Paper Unknown, June 26, 1914
MRS. HELENA BAUJAN
Mrs. Helena Baujan died at her home in Arenzville Tuesday morning, June 23, 1914, at the age of 62 years, 10 months and 15 days.
Mrs. Baujan had been in very poor health for the past three years having had several paralytic strokes which deprived her of the use of her entire left side making her entirely helpless, which was a burden to herself in many ways.
She was born in Seighburg, Prussia, August 3, 1831. In 1848 she was united in marriage to Joseph Baujan, and to them were born thirteen children, six boys and seven girls, of which six are deceased. She was always a kind loving mother and had a helping hand at all times, a pleasant smile for all and a caressing word that would soothe and comfort every need.
Mrs. Baujan is survived by her seven children, namely: Anna Jones, Caroline Meyer, and Wm. Baujan of Arenzville, John Baujan, Rosa Thron and Ellen Herbert of Missouri, and Lizzie Kruse, of Alva, Oklahoma. Thirty seven grandchildren, and thirty three great grandchildren also survive.
Funeral services were conducted yesterday morning June 25, at nine o'clock from the St. Fidelis Catholic church, Rev. Fr. Cronin in charge. Interment was made in the Arenzville cemetery.
Paper unknown, March 27, 1914
Peter Baujan died at his home in Arenzville, Sunday morning, March 22, 1914, at the age of 63 years and 28 days. Death was the result of a stroke of paralysis which he suffered Saturday afternoon; up until his late illness he had enjoyed comparatively good health.
Mr. Baujan was known for his unusual weight tipping the scales at 510 pounds. When a mere boy he began to show signs of developing and when he reached his teens he was a man. On account of his unusual corpulency, various showmen visited him at his home and he was induced by P. T. Barnum, the king of showmen, to go on the road with his company. Mr. Baujan was then 26 years of age and for nine years he traveled with the show in all parts of the world and exhibited as the largest man living. It was said that at the time he weighed 550 pounds. His mother, who still survives him is a small woman, weighing only 110 pounds. The remainder of his family were of medium weight except one sister, Mary who reached the weight of 440 pounds and for awhile she accompanied her brother with the Barnum show.

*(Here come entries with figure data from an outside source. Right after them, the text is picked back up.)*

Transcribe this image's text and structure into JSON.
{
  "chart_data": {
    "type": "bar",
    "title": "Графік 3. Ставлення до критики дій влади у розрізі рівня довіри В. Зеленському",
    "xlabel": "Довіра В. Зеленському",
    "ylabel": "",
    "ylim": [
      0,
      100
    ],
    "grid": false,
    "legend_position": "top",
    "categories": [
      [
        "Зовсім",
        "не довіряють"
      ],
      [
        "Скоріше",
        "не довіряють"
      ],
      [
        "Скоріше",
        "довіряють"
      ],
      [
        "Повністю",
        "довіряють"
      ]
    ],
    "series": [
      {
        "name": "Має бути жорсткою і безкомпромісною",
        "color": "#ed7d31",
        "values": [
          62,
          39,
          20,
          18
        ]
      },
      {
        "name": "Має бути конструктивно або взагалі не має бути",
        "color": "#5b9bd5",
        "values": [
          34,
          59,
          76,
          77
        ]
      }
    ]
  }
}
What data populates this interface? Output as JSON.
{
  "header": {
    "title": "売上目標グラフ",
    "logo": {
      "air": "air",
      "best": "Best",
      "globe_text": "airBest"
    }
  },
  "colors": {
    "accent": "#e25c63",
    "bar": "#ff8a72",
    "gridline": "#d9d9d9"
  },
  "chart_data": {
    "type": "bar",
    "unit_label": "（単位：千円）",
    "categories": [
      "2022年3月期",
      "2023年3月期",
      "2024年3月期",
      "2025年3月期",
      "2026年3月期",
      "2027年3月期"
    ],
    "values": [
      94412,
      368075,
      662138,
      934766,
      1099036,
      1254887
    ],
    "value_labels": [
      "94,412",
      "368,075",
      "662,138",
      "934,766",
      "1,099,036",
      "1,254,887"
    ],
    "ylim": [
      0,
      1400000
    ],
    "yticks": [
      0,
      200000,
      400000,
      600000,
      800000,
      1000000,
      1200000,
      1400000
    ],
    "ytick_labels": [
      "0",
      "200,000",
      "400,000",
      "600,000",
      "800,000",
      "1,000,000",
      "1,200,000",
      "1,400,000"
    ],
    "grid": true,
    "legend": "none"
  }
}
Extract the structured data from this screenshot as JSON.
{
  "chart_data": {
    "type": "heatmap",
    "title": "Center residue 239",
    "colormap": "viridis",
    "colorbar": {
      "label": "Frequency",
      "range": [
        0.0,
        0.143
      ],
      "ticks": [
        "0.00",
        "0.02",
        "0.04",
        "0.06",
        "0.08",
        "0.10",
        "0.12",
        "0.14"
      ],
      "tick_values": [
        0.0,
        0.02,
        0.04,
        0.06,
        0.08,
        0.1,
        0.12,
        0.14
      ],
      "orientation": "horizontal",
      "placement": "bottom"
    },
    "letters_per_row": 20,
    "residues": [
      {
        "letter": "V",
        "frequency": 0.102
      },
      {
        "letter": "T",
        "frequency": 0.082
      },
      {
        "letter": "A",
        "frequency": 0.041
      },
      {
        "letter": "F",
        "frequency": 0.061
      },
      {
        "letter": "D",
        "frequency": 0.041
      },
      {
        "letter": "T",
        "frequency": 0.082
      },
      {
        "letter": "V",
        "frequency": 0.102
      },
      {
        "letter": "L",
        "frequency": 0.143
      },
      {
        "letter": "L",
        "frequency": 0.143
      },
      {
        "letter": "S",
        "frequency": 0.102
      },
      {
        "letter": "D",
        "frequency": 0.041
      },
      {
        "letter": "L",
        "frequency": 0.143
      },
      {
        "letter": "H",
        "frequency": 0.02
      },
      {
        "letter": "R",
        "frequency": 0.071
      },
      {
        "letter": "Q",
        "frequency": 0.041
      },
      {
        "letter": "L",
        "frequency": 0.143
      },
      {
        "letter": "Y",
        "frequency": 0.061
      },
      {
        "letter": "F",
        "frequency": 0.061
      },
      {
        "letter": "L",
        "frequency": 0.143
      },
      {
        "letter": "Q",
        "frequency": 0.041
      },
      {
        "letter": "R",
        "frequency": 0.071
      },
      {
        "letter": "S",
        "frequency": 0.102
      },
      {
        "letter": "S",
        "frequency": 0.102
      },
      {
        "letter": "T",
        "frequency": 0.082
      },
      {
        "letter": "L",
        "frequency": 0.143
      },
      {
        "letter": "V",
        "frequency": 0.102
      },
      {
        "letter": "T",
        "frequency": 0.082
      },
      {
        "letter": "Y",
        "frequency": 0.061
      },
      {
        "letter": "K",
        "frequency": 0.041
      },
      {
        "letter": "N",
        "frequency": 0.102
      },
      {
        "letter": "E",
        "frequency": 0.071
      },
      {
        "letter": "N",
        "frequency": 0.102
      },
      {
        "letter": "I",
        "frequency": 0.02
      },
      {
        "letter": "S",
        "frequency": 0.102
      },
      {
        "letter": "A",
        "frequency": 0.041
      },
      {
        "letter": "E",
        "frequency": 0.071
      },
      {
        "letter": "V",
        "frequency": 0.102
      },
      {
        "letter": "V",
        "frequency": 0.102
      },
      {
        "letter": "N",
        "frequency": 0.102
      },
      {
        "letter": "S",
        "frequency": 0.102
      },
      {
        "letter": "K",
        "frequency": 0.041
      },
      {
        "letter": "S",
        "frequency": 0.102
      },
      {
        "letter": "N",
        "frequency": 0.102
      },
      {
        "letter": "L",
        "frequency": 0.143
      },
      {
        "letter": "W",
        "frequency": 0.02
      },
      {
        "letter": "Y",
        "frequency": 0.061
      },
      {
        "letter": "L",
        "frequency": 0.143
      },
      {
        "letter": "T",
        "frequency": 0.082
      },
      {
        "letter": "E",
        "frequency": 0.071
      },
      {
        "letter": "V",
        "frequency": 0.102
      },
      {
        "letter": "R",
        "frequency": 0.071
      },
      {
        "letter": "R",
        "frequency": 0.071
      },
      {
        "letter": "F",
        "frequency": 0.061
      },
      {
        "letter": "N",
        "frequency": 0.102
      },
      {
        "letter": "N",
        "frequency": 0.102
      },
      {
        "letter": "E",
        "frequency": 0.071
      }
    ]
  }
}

Mr. Baujan's weight has been a great burden to him in the past years and although only living four blocks from the town he was never able to walk the distance. On election days he was taken to the voting place in a dray wagon; on times past at rallies he occasioned much merriment by being driven about and exhibited as the biggest democrat in Illinois, for politically Mr. Baujan was a close adherent to the principles of democracy. Mr. Baujan's wonderful size made it necessary to have special furniture for him and an ordinary chair would not withstand his weight. He was a man well educated and could talk intelligently on all the topics of the day. His travels about the world also gave him opportunity to observe widely the various habits and customs of people.
He was born in Seighburg, Prussia, February 24, 1841, and came to this country with his parents at the age of six months, landing in New Orleans, coming from there direct here where he has lived since. His father died in 1888. He is survived by hisaged mother, two brothers, John, of Missouri, and William, at home, and five sisters, Mrs. Anna Jones, of Arenzville, Mrs. Val Herbert, Mrs. Hy Thron, Mrs. Hy. Kruse, all of Missouri and Mrs. H. C. Meyer of Arenzville.
Williamson and Brockhouse had charge of the body and it was of such great size that a special coffin had to be ordered which measured 30 inches wide, 26 inches deep and the usual length.
Funeral services were conducted Wednesday morning at 9:30 o'clock at the St. Fidelis Catholic church, Rev. Father J. J. Cronin, in charge. Interment was in the Areanzville cemetery.